Giovedì 28 Marzo 2019 di Franca Giansoldati
Città del Vaticano – Meglio non regalare telefonini ai ragazzini delle prime comunioni. Il suggerimento ai genitori arriva da un libro che è stato inserito nella newsletter preparata dall'ufficio comunicazioni sociali della Cei. Il volume di Stefania Garassini, intitolato «Smartphone. 10 ragioni per non regalarlo alla prima Comunione e magari neanche alla Cresima».

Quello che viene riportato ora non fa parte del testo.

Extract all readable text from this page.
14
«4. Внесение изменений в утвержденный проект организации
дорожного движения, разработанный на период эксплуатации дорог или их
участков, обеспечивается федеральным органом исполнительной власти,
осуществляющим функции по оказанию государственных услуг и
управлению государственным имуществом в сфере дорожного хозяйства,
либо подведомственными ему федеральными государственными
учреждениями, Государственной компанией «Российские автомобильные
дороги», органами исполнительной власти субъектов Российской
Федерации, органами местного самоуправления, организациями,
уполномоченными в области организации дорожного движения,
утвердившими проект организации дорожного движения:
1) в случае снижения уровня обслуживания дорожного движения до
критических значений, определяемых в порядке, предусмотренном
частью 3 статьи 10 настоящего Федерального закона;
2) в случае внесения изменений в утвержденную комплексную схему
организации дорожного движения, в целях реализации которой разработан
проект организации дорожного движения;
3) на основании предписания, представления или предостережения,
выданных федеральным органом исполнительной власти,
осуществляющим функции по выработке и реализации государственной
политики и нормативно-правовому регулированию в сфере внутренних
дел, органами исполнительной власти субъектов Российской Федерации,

Il libro di Stefania Garassini (Edizioni Ares, Pagine: 112, Prezzo: € 9,50) dimostra quanto un dono del genere possa essere negativo sulla crescita dei bambini anche se lo smartphone è ormai un regalo quasi scontato alla prima Comunione. Un consiglio certamente contro tendenza agli imperativi di mercato visto che «in pochi si chiedono se sia una buona idea mettere nelle mani di un bambino di 9 o 10 anni uno strumento così potente».

L'autrice – docente alla Cattolica e fondatrice del mensile Virtual, la prima rivista italiana di cultura digitale- spiega che scegliere l’età giusta per dare a un ragazzo un cellulare «è una decisione importante, perché spalanca le porte di un nuovo mondo, ricco e complesso, destinato a occupare una parte significativa della vita di chi lo utilizza. Con questa guida breve ma documentata l’autrice invita ogni genitore, insegnante, educatore a valutare attentamente i motivi per cui varrebbe la pena aspettare a regalare uno smartphone più a lungo di quel che il mercato, la moda e «gli altri» tendono a farci credere. Non si tratta tanto di demonizzare uno strumento dalle straordinarie potenzialità, ma semplicemente di usarlo al meglio.